Aug. 6 (Bloomberg) -- Royal DSM NV reported second-quarter profit that beat analyst estimates after Chief Executive Officer Feike Sijbesma got payback for $3.1 billion of acquisitions to expand in nutritional ingredients.
Earnings before interest, taxes, depreciation and amortization jumped 19 percent to 345 million euros ($457 million), the Heerlen, Netherlands-based company said today. Analysts estimated 333 million euros, on average. DSM climbed 4.6 percent to 55.1 euros as of 9:21 a.m. in Amsterdam trading.
DSM is midway through a 120 million-euro savings drive as it targets 1.4 billion euros in earnings in 2013. Sijbesma has set up a central task force to oversee and report back on a myriad of profit-boosting initiatives at struggling caprolactam and plastics businesses as well as newly acquired Omega 3 fatty acid operations. DSM is evaluating a sale of the caprolactam unit, two people with knowledge of the situation told Bloomberg last month.

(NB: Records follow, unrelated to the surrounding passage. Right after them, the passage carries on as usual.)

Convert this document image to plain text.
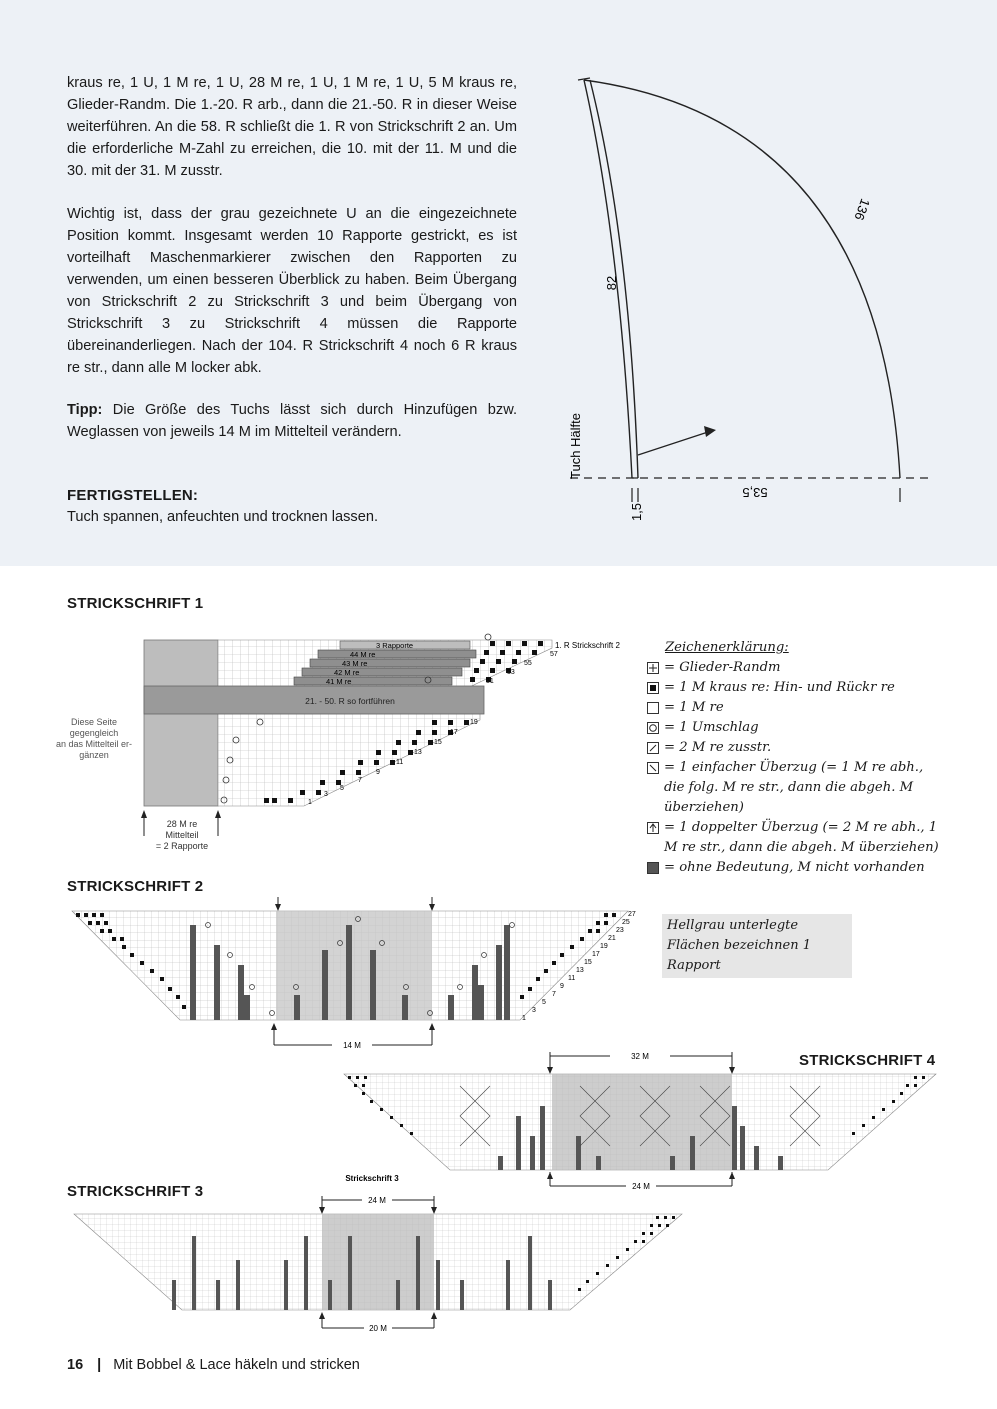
kraus re, 1 U, 1 M re, 1 U, 28 M re, 1 U, 1 M re, 1 U, 5 M kraus re, Glieder-Randm. Die 1.-20. R arb., dann die 21.-50. R in dieser Weise weiterführen. An die 58. R schließt die 1. R von Strickschrift 2 an. Um die erforderliche M-Zahl zu erreichen, die 10. mit der 11. M und die 30. mit der 31. M zusstr.

Wichtig ist, dass der grau gezeichnete U an die eingezeichnete Position kommt. Insgesamt werden 10 Rapporte gestrickt, es ist vorteilhaft Maschenmarkierer zwischen den Rapporten zu verwenden, um einen besseren Überblick zu haben. Beim Übergang von Strickschrift 2 zu Strickschrift 3 und beim Übergang von Strickschrift 3 zu Strickschrift 4 müssen die Rapporte übereinanderliegen. Nach der 104. R Strickschrift 4 noch 6 R kraus re str., dann alle M locker abk.

Tipp: Die Größe des Tuchs lässt sich durch Hinzufügen bzw. Weglassen von jeweils 14 M im Mittelteil verändern.

FERTIGSTELLEN:

Tuch spannen, anfeuchten und trocknen lassen.

82
136
53,5
1,5
Tuch Hälfte

STRICKSCHRIFT 1

Diese Seite
gegengleich
an das Mittelteil er-
gänzen
21. - 50. R so fortführen
3 Rapporte
44 M re
43 M re
42 M re
41 M re
1. R Strickschrift 2
57
55
53
51
19
17
15
13
11
9
7
5
3
1
28 M re
Mittelteil
= 2 Rapporte
Zeichenerklärung:
= Glieder-Randm
= 1 M kraus re: Hin- und Rückr re
= 1 M re
= 1 Umschlag
= 2 M re zusstr.
= 1 einfacher Überzug (= 1 M re abh., die folg. M re str., dann die abgeh. M überziehen)
= 1 doppelter Überzug (= 2 M re abh., 1 M re str., dann die abgeh. M überziehen)
= ohne Bedeutung, M nicht vorhanden
Hellgrau unterlegte Flächen bezeichnen 1 Rapport

STRICKSCHRIFT 2

27
25
23
21
19
17
15
13
11
9
7
5
3
1
14 M

STRICKSCHRIFT 4

32 M
24 M

STRICKSCHRIFT 3

Strickschrift 3
24 M
20 M
16 | Mit Bobbel & Lace häkeln und stricken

“The economy and environment doesn’t really help a lot,” Chief Financial Officer Rolf-Dieter Schwalb said on a call. “The good thing is that the nutrition business is so strong now. It’s a much more stable, reliable and growing business than a materials business which is dependent on economic improvements to a certain extent.”
While DSM is open to making smaller acquisitions, a larger purchase is not planned in the near term as the company focuses on internal growth and harnessing savings from absorbing acquired businesses, Sijbesma said on the call.
“For the rest of this year, we will continue to fully focus on operational performance,” the CEO said. “The early successes of our profit improvement initiatives leave us confident that this group-wide program is well on track.”
Sales increased 9 percent to 2.47 billion euros in the quarter.
Ebitda at the pharmaceutical and polymer intermediates units declined 18 percent and 13 percent respectively, while jumping 28 percent at the nutrition division. It reiterated its outlook today.
Sijbesma said today the company is continuing to explore the options for its merchant caprolactam business that supplies the raw materials for some synthetic fabrics and plastics. By contrast, DSM’s new plant producing succinic acid from fermentation processes rather than petrochemicals will easily be able to sell all of its output and there will be scope for expanding the plant.